Anni ’60, una breve stagione felice – 2
Agosto 13
15:45 2011

I nati negli anni ’60 trovarono un mondo in piena rivoluzione. Sorgevano intorno alle grandi città agglomerati urbani alla rinfusa, colorati e vocianti e affollatissimi di emigranti interni, che avevano lasciato il paesello e il campicello per raggiungere comunità di compaesani già inseriti nel nuovo contesto, pronti ad aiutarli a trovare lavoro e a farsi casa. In queste distese periferiche disseminate di casermoni e borgate in via di espansione, la gente viveva una stagione felice, ricca di promesse a breve e a lungo termine. Già lontani nel tempo la tragedia della guerra e i patimenti del dopoguerra, si ripartiva alla grande nella bella Repubblica fondata sul lavoro e tutelata da una carta costituzionale posta a salvaguardia di tutte le categorie, a partire da quelle più deboli.
Su quel periodo della nostra storia tutto è stato detto e ridetto, e forse a saperne di meno sono proprio i protagonisti d’allora, che non si facevano troppe domande mentre faticavano a tirare la carretta, e non se le fanno oggi – quelli che sono rimasti – che tirano solo a campare.

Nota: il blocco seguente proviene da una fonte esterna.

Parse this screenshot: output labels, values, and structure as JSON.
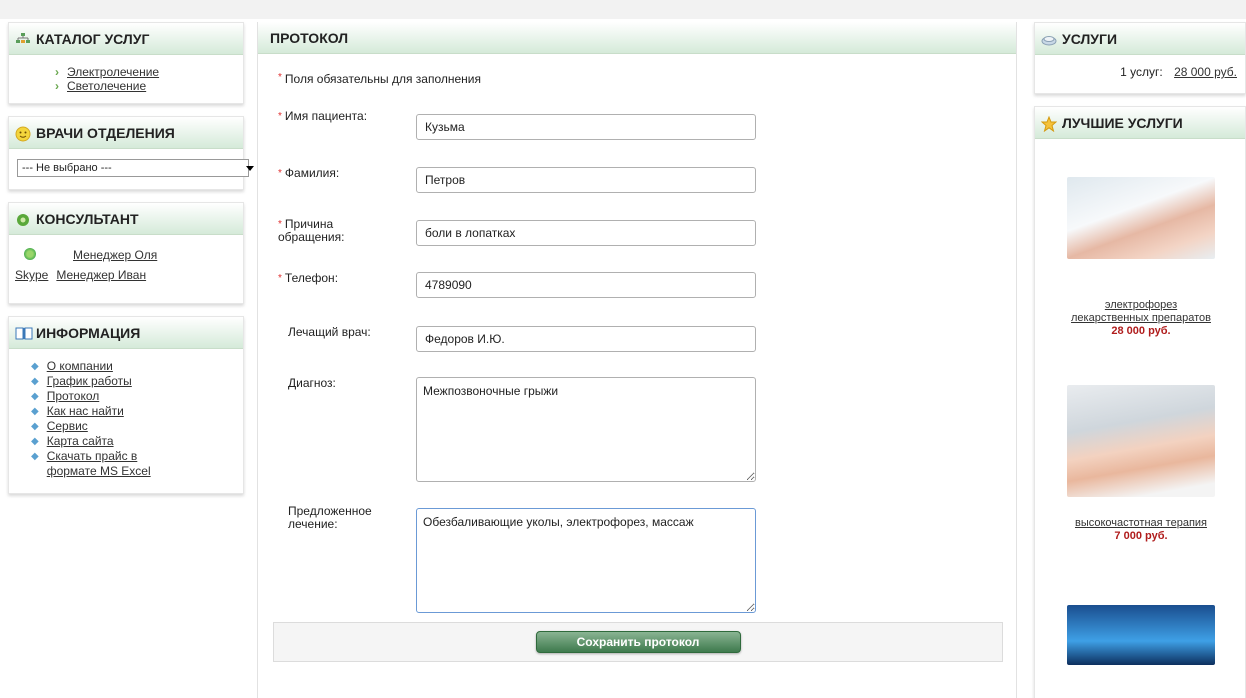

I figli degli anni ’60, che sono i cinquantenni di oggi, rappresentano la prima generazione di un periodo lungo di pace, mai conosciuto prima; al contrario dei loro genitori, che il secondo conflitto mondiale se lo erano vissuto in pieno o di striscio, riportandone segni più o meno vistosi, essi sentirono solo parlare della guerra, in un momento in cui era ferocemente contestata da movimenti nati pacifisti e presto diventati violenti. Tra questi i Figli dei fiori, nomadi per vocazione, coi vestiti sgargianti arrangiati possibilmente a mano con tessuti naturali, carichi di braccialetti e collane di perline, capelli lunghi e bandana, e un rifiuto implacabile contro il tipo di società che non accettavano e non li accettava, “liberi nel vento” del cambiamento radicale, decisi ad abbattere ogni tabù e restrizione, e ritornare a vivere come nel Giardino dell’Eden, con la stessa primitiva innocenza. Nudisti e naturisti facevano proseliti che poco distinguevano i diversi principi di tali movimenti, ma li abbracciavano in toto, e dalla castigatezza dei costumi imposta fino ad allora con severità e rigore – erano previste pene per oltraggio al pudore – si passò al nudo integrale corredato da coroncine e collane di fiori, e ad aggregazioni di naturisti che non portavano nemmeno la foglia di fico. Tutto questo si vedeva in televisione, nei film e in fugaci apparizioni nella vita reale, suscitando le più disparate reazioni e una forte curiosità verso tanta stravaganza.
La musica di quegli anni è rimasta leggendaria. In sottofondo, come “un vento costante”, Bolwing in the wind di Bob Dylan e Imagine di John Lennon (considerata la canzone del secolo) veri inni alla pace e all’armonia universale. Il concerto di Woodstok nell’agosto del ’69, in cui si esibì per ultimo Jimi Hendrix, fu un evento mitico, irripetibile. Ma fu anche il canto del cigno, le droghe facevano il loro effetto, minando giovani vite e inquinando ideali.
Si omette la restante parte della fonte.